In a speech Wednesday to a newly formed advisory panel of Canadian executives and urban experts, brought together to provide advice to Sidewalk Labs on proposed plans for a 12-acre technology-driven project on Toronto’s eastern waterfront, Doctoroff said the project will feature shared automated vehicles, streets that melt snow and redirect traffic in real time, an advanced electrical grid and “next-generation” stormwater management.
Other technologies will help improve quality of life for residents of the project, such as “weather mitigation tools” that can be used based on real-time “hyperlocal” measurements of rain and wind, Doctoroff said.
Sidewalk Labs will be a catalyst in helping develop the technologies upon which these innovations will be based, he said, providing an initial investment and “foundational pieces of digital infrastructure” that will allow for the neighbourhood to become an “innovation hub” — a place where other companies can build on that vision, leading to the creation of new jobs and industries.

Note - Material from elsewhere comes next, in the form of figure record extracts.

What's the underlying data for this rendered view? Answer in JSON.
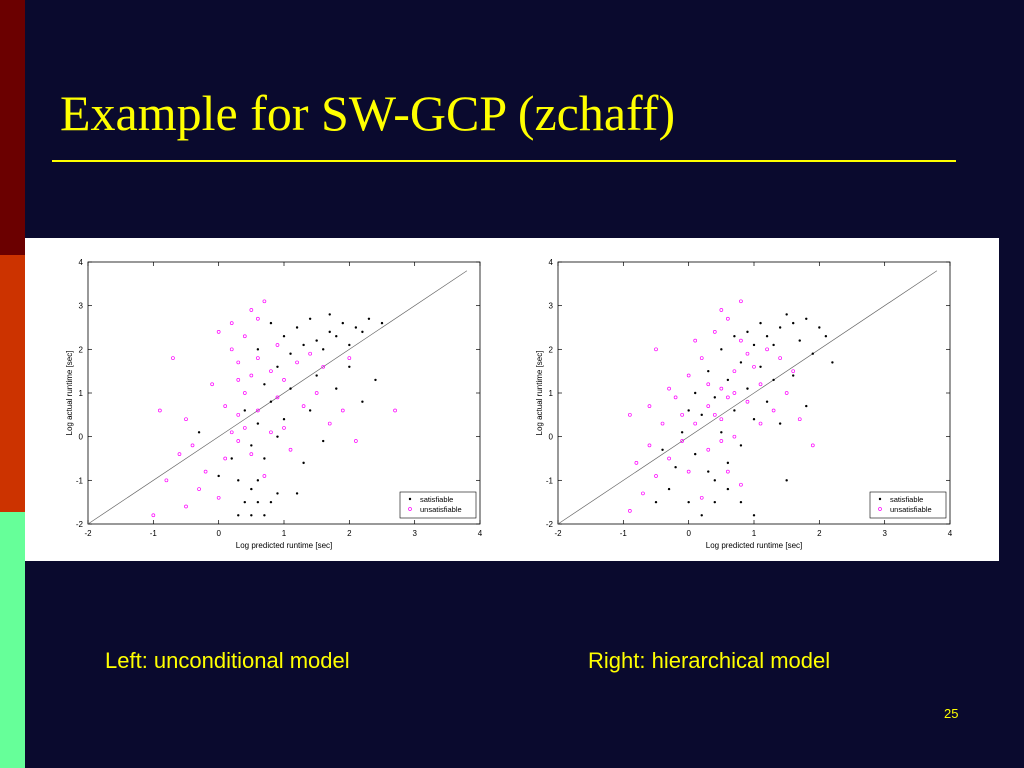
{
  "slide": {
    "title": "Example for SW-GCP (zchaff)",
    "page_number": "25",
    "captions": {
      "left": "Left: unconditional model",
      "right": "Right: hierarchical model"
    },
    "colors": {
      "background": "#0a0a2e",
      "accent": "#ffff00",
      "stripe_top": "#6b0000",
      "stripe_mid": "#cc3300",
      "stripe_bottom": "#66ff99"
    }
  },
  "chart_data": [
    {
      "type": "scatter",
      "xlabel": "Log predicted runtime [sec]",
      "ylabel": "Log actual runtime [sec]",
      "xlim": [
        -2,
        4
      ],
      "ylim": [
        -2,
        4
      ],
      "xticks": [
        "-2",
        "-1",
        "0",
        "1",
        "2",
        "3",
        "4"
      ],
      "yticks": [
        "-2",
        "-1",
        "0",
        "1",
        "2",
        "3",
        "4"
      ],
      "reference_line": [
        [
          -2,
          -2
        ],
        [
          3.8,
          3.8
        ]
      ],
      "legend_position": "bottom-right",
      "series": [
        {
          "name": "satisfiable",
          "color": "#000000",
          "marker": "dot",
          "points": [
            [
              0.3,
              -1.8
            ],
            [
              0.5,
              -1.8
            ],
            [
              0.7,
              -1.8
            ],
            [
              0.6,
              -1.5
            ],
            [
              0.4,
              -1.5
            ],
            [
              0.8,
              -1.5
            ],
            [
              0.5,
              -1.2
            ],
            [
              0.3,
              -1.0
            ],
            [
              0.9,
              -1.3
            ],
            [
              1.2,
              -1.3
            ],
            [
              0.6,
              -1.0
            ],
            [
              0.7,
              -0.5
            ],
            [
              0.5,
              -0.2
            ],
            [
              0.6,
              0.3
            ],
            [
              0.8,
              0.8
            ],
            [
              1.0,
              0.4
            ],
            [
              0.7,
              1.2
            ],
            [
              0.9,
              1.6
            ],
            [
              1.1,
              1.9
            ],
            [
              1.3,
              2.1
            ],
            [
              1.5,
              2.2
            ],
            [
              1.7,
              2.4
            ],
            [
              1.9,
              2.6
            ],
            [
              2.1,
              2.5
            ],
            [
              2.3,
              2.7
            ],
            [
              1.2,
              2.5
            ],
            [
              1.4,
              2.7
            ],
            [
              1.6,
              2.0
            ],
            [
              1.8,
              2.3
            ],
            [
              2.0,
              2.1
            ],
            [
              2.2,
              2.4
            ],
            [
              1.0,
              2.3
            ],
            [
              0.8,
              2.6
            ],
            [
              1.5,
              1.4
            ],
            [
              1.8,
              1.1
            ],
            [
              2.0,
              1.6
            ],
            [
              2.2,
              0.8
            ],
            [
              1.4,
              0.6
            ],
            [
              1.6,
              -0.1
            ],
            [
              1.3,
              -0.6
            ],
            [
              2.4,
              1.3
            ],
            [
              1.1,
              1.1
            ],
            [
              0.9,
              0.0
            ],
            [
              0.4,
              0.6
            ],
            [
              0.2,
              -0.5
            ],
            [
              0.0,
              -0.9
            ],
            [
              -0.3,
              0.1
            ],
            [
              1.7,
              2.8
            ],
            [
              2.5,
              2.6
            ],
            [
              0.6,
              2.0
            ]
          ]
        },
        {
          "name": "unsatisfiable",
          "color": "#ff00ff",
          "marker": "circle",
          "points": [
            [
              -1.0,
              -1.8
            ],
            [
              -0.5,
              -1.6
            ],
            [
              -0.3,
              -1.2
            ],
            [
              0.0,
              -1.4
            ],
            [
              -0.2,
              -0.8
            ],
            [
              0.1,
              -0.5
            ],
            [
              -0.5,
              0.4
            ],
            [
              -0.7,
              1.8
            ],
            [
              -0.9,
              0.6
            ],
            [
              0.2,
              0.1
            ],
            [
              0.3,
              0.5
            ],
            [
              0.4,
              1.0
            ],
            [
              0.5,
              1.4
            ],
            [
              0.6,
              1.8
            ],
            [
              0.4,
              2.3
            ],
            [
              0.6,
              2.7
            ],
            [
              0.7,
              3.1
            ],
            [
              0.5,
              2.9
            ],
            [
              0.3,
              1.7
            ],
            [
              0.2,
              2.0
            ],
            [
              0.8,
              1.5
            ],
            [
              0.9,
              0.9
            ],
            [
              1.0,
              0.2
            ],
            [
              1.1,
              -0.3
            ],
            [
              1.3,
              0.7
            ],
            [
              1.5,
              1.0
            ],
            [
              1.7,
              0.3
            ],
            [
              1.9,
              0.6
            ],
            [
              2.1,
              -0.1
            ],
            [
              0.7,
              -0.9
            ],
            [
              0.5,
              -0.4
            ],
            [
              0.3,
              -0.1
            ],
            [
              0.1,
              0.7
            ],
            [
              -0.1,
              1.2
            ],
            [
              0.0,
              2.4
            ],
            [
              0.2,
              2.6
            ],
            [
              1.2,
              1.7
            ],
            [
              1.6,
              1.6
            ],
            [
              2.0,
              1.8
            ],
            [
              2.7,
              0.6
            ],
            [
              -0.6,
              -0.4
            ],
            [
              -0.8,
              -1.0
            ],
            [
              0.4,
              0.2
            ],
            [
              0.6,
              0.6
            ],
            [
              0.8,
              0.1
            ],
            [
              1.0,
              1.3
            ],
            [
              0.9,
              2.1
            ],
            [
              1.4,
              1.9
            ],
            [
              -0.4,
              -0.2
            ],
            [
              0.3,
              1.3
            ]
          ]
        }
      ]
    },
    {
      "type": "scatter",
      "xlabel": "Log predicted runtime [sec]",
      "ylabel": "Log actual runtime [sec]",
      "xlim": [
        -2,
        4
      ],
      "ylim": [
        -2,
        4
      ],
      "xticks": [
        "-2",
        "-1",
        "0",
        "1",
        "2",
        "3",
        "4"
      ],
      "yticks": [
        "-2",
        "-1",
        "0",
        "1",
        "2",
        "3",
        "4"
      ],
      "reference_line": [
        [
          -2,
          -2
        ],
        [
          3.8,
          3.8
        ]
      ],
      "legend_position": "bottom-right",
      "series": [
        {
          "name": "satisfiable",
          "color": "#000000",
          "marker": "dot",
          "points": [
            [
              -0.5,
              -1.5
            ],
            [
              -0.3,
              -1.2
            ],
            [
              0.0,
              -1.5
            ],
            [
              0.2,
              -1.8
            ],
            [
              0.4,
              -1.5
            ],
            [
              0.6,
              -1.2
            ],
            [
              0.8,
              -1.5
            ],
            [
              1.0,
              -1.8
            ],
            [
              0.3,
              -0.8
            ],
            [
              0.1,
              -0.4
            ],
            [
              -0.1,
              0.1
            ],
            [
              0.2,
              0.5
            ],
            [
              0.4,
              0.9
            ],
            [
              0.6,
              1.3
            ],
            [
              0.8,
              1.7
            ],
            [
              1.0,
              2.1
            ],
            [
              1.2,
              2.3
            ],
            [
              1.4,
              2.5
            ],
            [
              1.6,
              2.6
            ],
            [
              1.8,
              2.7
            ],
            [
              2.0,
              2.5
            ],
            [
              1.5,
              2.8
            ],
            [
              1.3,
              2.1
            ],
            [
              1.1,
              1.6
            ],
            [
              0.9,
              1.1
            ],
            [
              0.7,
              0.6
            ],
            [
              0.5,
              0.1
            ],
            [
              0.9,
              2.4
            ],
            [
              1.7,
              2.2
            ],
            [
              1.9,
              1.9
            ],
            [
              1.2,
              0.8
            ],
            [
              1.4,
              0.3
            ],
            [
              1.6,
              1.4
            ],
            [
              1.8,
              0.7
            ],
            [
              0.6,
              -0.6
            ],
            [
              0.8,
              -0.2
            ],
            [
              1.0,
              0.4
            ],
            [
              -0.2,
              -0.7
            ],
            [
              -0.4,
              -0.3
            ],
            [
              0.3,
              1.5
            ],
            [
              0.5,
              2.0
            ],
            [
              0.7,
              2.3
            ],
            [
              1.1,
              2.6
            ],
            [
              2.1,
              2.3
            ],
            [
              1.3,
              1.3
            ],
            [
              0.4,
              -1.0
            ],
            [
              0.0,
              0.6
            ],
            [
              2.2,
              1.7
            ],
            [
              1.5,
              -1.0
            ],
            [
              0.1,
              1.0
            ]
          ]
        },
        {
          "name": "unsatisfiable",
          "color": "#ff00ff",
          "marker": "circle",
          "points": [
            [
              -0.9,
              -1.7
            ],
            [
              -0.7,
              -1.3
            ],
            [
              -0.5,
              -0.9
            ],
            [
              -0.3,
              -0.5
            ],
            [
              -0.1,
              -0.1
            ],
            [
              0.1,
              0.3
            ],
            [
              0.3,
              0.7
            ],
            [
              0.5,
              1.1
            ],
            [
              0.7,
              1.5
            ],
            [
              0.9,
              1.9
            ],
            [
              0.4,
              2.4
            ],
            [
              0.6,
              2.7
            ],
            [
              0.8,
              3.1
            ],
            [
              0.5,
              2.9
            ],
            [
              0.2,
              1.8
            ],
            [
              0.0,
              1.4
            ],
            [
              -0.2,
              0.9
            ],
            [
              -0.4,
              0.3
            ],
            [
              -0.6,
              -0.2
            ],
            [
              -0.8,
              -0.6
            ],
            [
              0.3,
              -0.3
            ],
            [
              0.5,
              0.4
            ],
            [
              0.7,
              0.0
            ],
            [
              0.9,
              0.8
            ],
            [
              1.1,
              1.2
            ],
            [
              1.3,
              0.6
            ],
            [
              1.5,
              1.0
            ],
            [
              1.7,
              0.4
            ],
            [
              1.9,
              -0.2
            ],
            [
              1.2,
              2.0
            ],
            [
              -0.5,
              2.0
            ],
            [
              -0.9,
              0.5
            ],
            [
              0.1,
              2.2
            ],
            [
              0.6,
              -0.8
            ],
            [
              0.8,
              -1.1
            ],
            [
              0.2,
              -1.4
            ],
            [
              1.0,
              1.6
            ],
            [
              1.4,
              1.8
            ],
            [
              0.4,
              0.5
            ],
            [
              0.6,
              0.9
            ],
            [
              -0.3,
              1.1
            ],
            [
              -0.6,
              0.7
            ],
            [
              0.0,
              -0.8
            ],
            [
              1.6,
              1.5
            ],
            [
              0.8,
              2.2
            ],
            [
              0.3,
              1.2
            ],
            [
              -0.1,
              0.5
            ],
            [
              1.1,
              0.3
            ],
            [
              0.5,
              -0.1
            ],
            [
              0.7,
              1.0
            ]
          ]
        }
      ]
    }
  ]
}
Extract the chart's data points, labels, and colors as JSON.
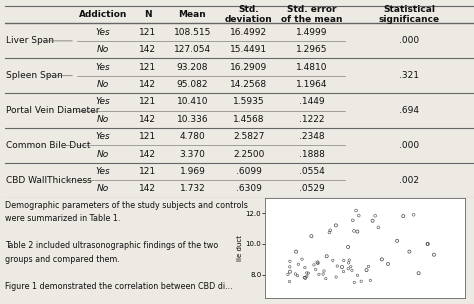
{
  "columns": [
    "Addiction",
    "N",
    "Mean",
    "Std.\ndeviation",
    "Std. error\nof the mean",
    "Statistical\nsignificance"
  ],
  "row_groups": [
    {
      "label": "Liver Span",
      "rows": [
        [
          "Yes",
          "121",
          "108.515",
          "16.4992",
          "1.4999",
          ""
        ],
        [
          "No",
          "142",
          "127.054",
          "15.4491",
          "1.2965",
          ".000"
        ]
      ]
    },
    {
      "label": "Spleen Span",
      "rows": [
        [
          "Yes",
          "121",
          "93.208",
          "16.2909",
          "1.4810",
          ""
        ],
        [
          "No",
          "142",
          "95.082",
          "14.2568",
          "1.1964",
          ".321"
        ]
      ]
    },
    {
      "label": "Portal Vein Diameter",
      "rows": [
        [
          "Yes",
          "121",
          "10.410",
          "1.5935",
          ".1449",
          ""
        ],
        [
          "No",
          "142",
          "10.336",
          "1.4568",
          ".1222",
          ".694"
        ]
      ]
    },
    {
      "label": "Common Bile Duct",
      "rows": [
        [
          "Yes",
          "121",
          "4.780",
          "2.5827",
          ".2348",
          ""
        ],
        [
          "No",
          "142",
          "3.370",
          "2.2500",
          ".1888",
          ".000"
        ]
      ]
    },
    {
      "label": "CBD WallThickness",
      "rows": [
        [
          "Yes",
          "121",
          "1.969",
          ".6099",
          ".0554",
          ""
        ],
        [
          "No",
          "142",
          "1.732",
          ".6309",
          ".0529",
          ".002"
        ]
      ]
    }
  ],
  "footer_lines": [
    "Demographic parameters of the study subjects and controls",
    "were summarized in Table 1.",
    "",
    "Table 2 included ultrasonographic findings of the two",
    "groups and compared them.",
    "",
    "Figure 1 demonstrated the correlation between CBD di..."
  ],
  "bg_color": "#ede9e3",
  "line_color": "#666666",
  "text_color": "#111111",
  "header_font_size": 6.5,
  "cell_font_size": 6.5,
  "label_font_size": 6.5,
  "foot_font_size": 5.8,
  "col_bounds": [
    0.0,
    0.155,
    0.265,
    0.345,
    0.455,
    0.585,
    0.725,
    1.0
  ],
  "title_line": "Table 2 ......ultrasonographic findings of the two groups."
}
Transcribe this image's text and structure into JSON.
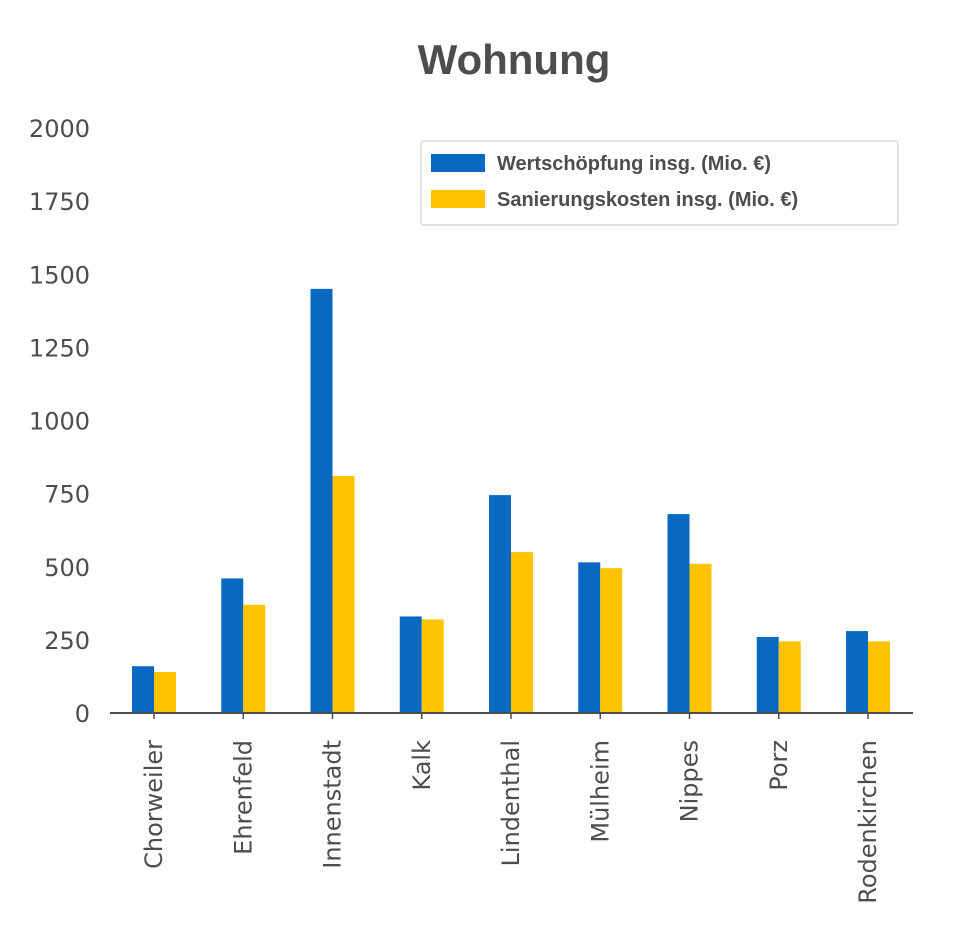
{
  "chart_data": {
    "type": "bar",
    "title": "Wohnung",
    "xlabel": "",
    "ylabel": "",
    "ylim": [
      0,
      2000
    ],
    "yticks": [
      0,
      250,
      500,
      750,
      1000,
      1250,
      1500,
      1750,
      2000
    ],
    "grid": false,
    "legend_position": "top-right",
    "categories": [
      "Chorweiler",
      "Ehrenfeld",
      "Innenstadt",
      "Kalk",
      "Lindenthal",
      "Mülheim",
      "Nippes",
      "Porz",
      "Rodenkirchen"
    ],
    "series": [
      {
        "name": "Wertschöpfung insg. (Mio. €)",
        "color": "#0869c3",
        "values": [
          160,
          460,
          1450,
          330,
          745,
          515,
          680,
          260,
          280
        ]
      },
      {
        "name": "Sanierungskosten insg. (Mio. €)",
        "color": "#ffc300",
        "values": [
          140,
          370,
          810,
          320,
          550,
          495,
          510,
          245,
          245
        ]
      }
    ]
  }
}
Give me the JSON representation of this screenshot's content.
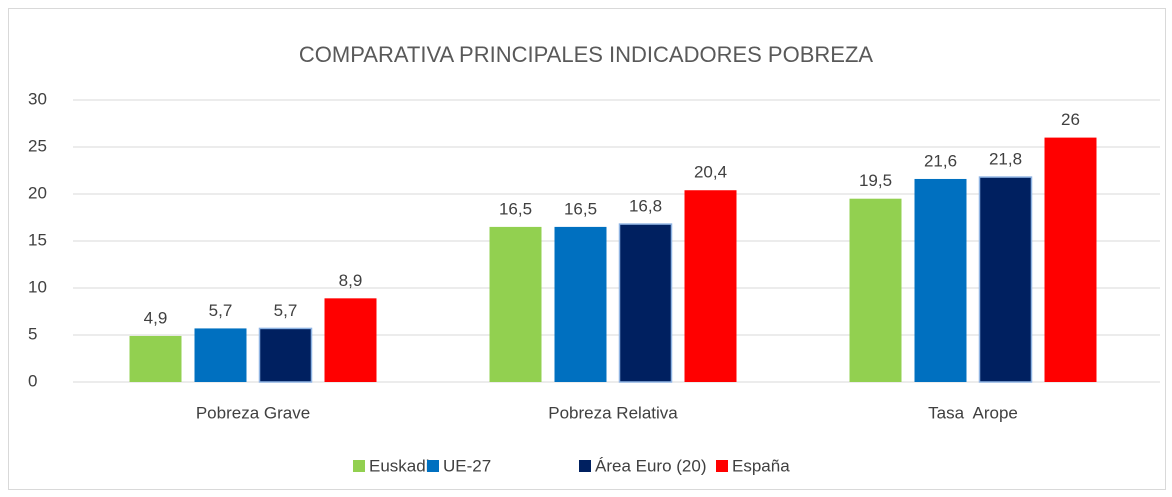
{
  "chart_data": {
    "type": "bar",
    "title": "COMPARATIVA PRINCIPALES INDICADORES POBREZA",
    "categories": [
      "Pobreza Grave",
      "Pobreza Relativa",
      "Tasa  Arope"
    ],
    "series": [
      {
        "name": "Euskadi",
        "color": "#92d050",
        "values": [
          4.9,
          16.5,
          19.5
        ],
        "value_labels": [
          "4,9",
          "16,5",
          "19,5"
        ]
      },
      {
        "name": "UE-27",
        "color": "#0070c0",
        "values": [
          5.7,
          16.5,
          21.6
        ],
        "value_labels": [
          "5,7",
          "16,5",
          "21,6"
        ]
      },
      {
        "name": "Área Euro (20)",
        "color": "#002060",
        "values": [
          5.7,
          16.8,
          21.8
        ],
        "value_labels": [
          "5,7",
          "16,8",
          "21,8"
        ]
      },
      {
        "name": "España",
        "color": "#ff0000",
        "values": [
          8.9,
          20.4,
          26
        ],
        "value_labels": [
          "8,9",
          "20,4",
          "26"
        ]
      }
    ],
    "ylim": [
      0,
      30
    ],
    "yticks": [
      0,
      5,
      10,
      15,
      20,
      25,
      30
    ],
    "grid": true,
    "legend": "bottom"
  }
}
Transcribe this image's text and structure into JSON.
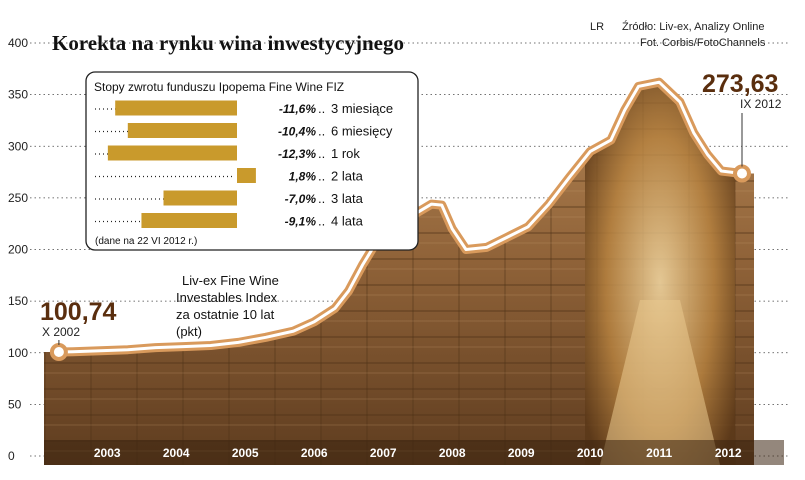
{
  "title": "Korekta na rynku wina inwestycyjnego",
  "credit_initials": "LR",
  "source_line": "Źródło: Liv-ex, Analizy Online",
  "photo_line": "Fot. Corbis/FotoChannels",
  "chart_data": [
    {
      "type": "line",
      "name": "Liv-ex Fine Wine Investables Index",
      "label_lines": [
        "Liv-ex Fine Wine",
        "Investables Index",
        "za ostatnie 10 lat",
        "(pkt)"
      ],
      "x_categories": [
        "2003",
        "2004",
        "2005",
        "2006",
        "2007",
        "2008",
        "2009",
        "2010",
        "2011",
        "2012"
      ],
      "y_ticks": [
        0,
        50,
        100,
        150,
        200,
        250,
        300,
        350,
        400
      ],
      "ylim": [
        0,
        400
      ],
      "grid": "dotted-horizontal",
      "series": [
        {
          "x": [
            2002.8,
            2003.0,
            2003.4,
            2003.8,
            2004.2,
            2004.6,
            2005.0,
            2005.4,
            2005.8,
            2006.2,
            2006.5,
            2006.8,
            2007.0,
            2007.2,
            2007.4,
            2007.6,
            2007.8,
            2008.0,
            2008.2,
            2008.35,
            2008.5,
            2008.7,
            2009.0,
            2009.3,
            2009.6,
            2009.9,
            2010.2,
            2010.5,
            2010.8,
            2011.0,
            2011.2,
            2011.5,
            2011.8,
            2012.0,
            2012.2,
            2012.4,
            2012.7
          ],
          "values": [
            100.74,
            101,
            102,
            103,
            105,
            106,
            107,
            110,
            115,
            121,
            130,
            143,
            160,
            185,
            207,
            224,
            228,
            236,
            244,
            243,
            220,
            200,
            202,
            212,
            222,
            244,
            270,
            295,
            306,
            335,
            358,
            362,
            343,
            313,
            292,
            276,
            273.63
          ]
        }
      ],
      "start_label": {
        "value": "100,74",
        "date": "X 2002"
      },
      "end_label": {
        "value": "273,63",
        "date": "IX 2012"
      }
    },
    {
      "type": "bar",
      "orientation": "horizontal",
      "title": "Stopy zwrotu funduszu Ipopema Fine Wine FIZ",
      "categories": [
        "3 miesiące",
        "6 miesięcy",
        "1 rok",
        "2 lata",
        "3 lata",
        "4 lata"
      ],
      "values": [
        -11.6,
        -10.4,
        -12.3,
        1.8,
        -7.0,
        -9.1
      ],
      "value_labels": [
        "-11,6%",
        "-10,4%",
        "-12,3%",
        "1,8%",
        "-7,0%",
        "-9,1%"
      ],
      "note": "(dane na 22 VI 2012 r.)"
    }
  ],
  "colors": {
    "bar": "#c99a2c",
    "line_outer": "#d99a5c",
    "line_inner": "#ffffff",
    "callout_text": "#5a2e0e",
    "photo_wood": "#8a5f36"
  }
}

All of this and more will require substantial investments of money and resources, and Sidewalk Labs will be an “essential catalyst” to help deliver that, Doctoroff says.
“There is no significant marketplace for funding next-generation infrastructure. And so we have taken steps to create a vehicle, backed by (Sidewalk Labs parent firm) Alphabet and eventually including Canadian partners, to do so where traditional players will not,” Doctoroff told the group.
The mostly residential project would offer not only market-rate condos, but purpose-built rentals, rent geared to income, and housing targeted at middle-income households, Doctoroff added.
Sidewalk Labs would make money by sharing in the “uptick in land value” that would accrue as a result of the catalyst role they are playing, and profiting from “some” of the new technologies they deploy being sold into markets elsewhere, Doctoroff said.
Doctoroff said the “prejudgment” of the Quayside plan and “assumptions of ill will” have taken him by surprise. “But I can assure you there is nothing more behind the curtain than what I have shared with you today,” he told the advisory panel.
His remarks come days after Sidewalk Labs, a Manhattan-based urban planning firm, released its digital governance proposals, a 40-plus page document in which the company pledged not to control data collected from public areas in and around the Quayside development.
Earlier Wednesday, Doctoroff told reporters that a “vast majority” of people’s privacy concerns around the project should be answered by the policy proposals.
Doctoroff said the plans should quell the concerns of all but the most “extreme” critics of the Quayside project.
The proposals say Sidewalk Labs would relinquish control of the “urban data” collected to an independent organization called the Civic Data Trust.
The trust will set the rules around data use, make it open and accessible to the public, and ensure privacy protection. Sidewalk Labs would not receive any special status or rights in terms of accessing the data.
Since the project was announced, it has been dogged by concerns from critics worried about privacy, the ownership of intellectual property and how data will be collected, kept, controlled, accessed and protected.
A digital advisory committee set up to advise Waterfront Toronto, the tri-government corporation partnering with Sidewalk Labs on the Quayside project, will review the digital governance proposals Thursday.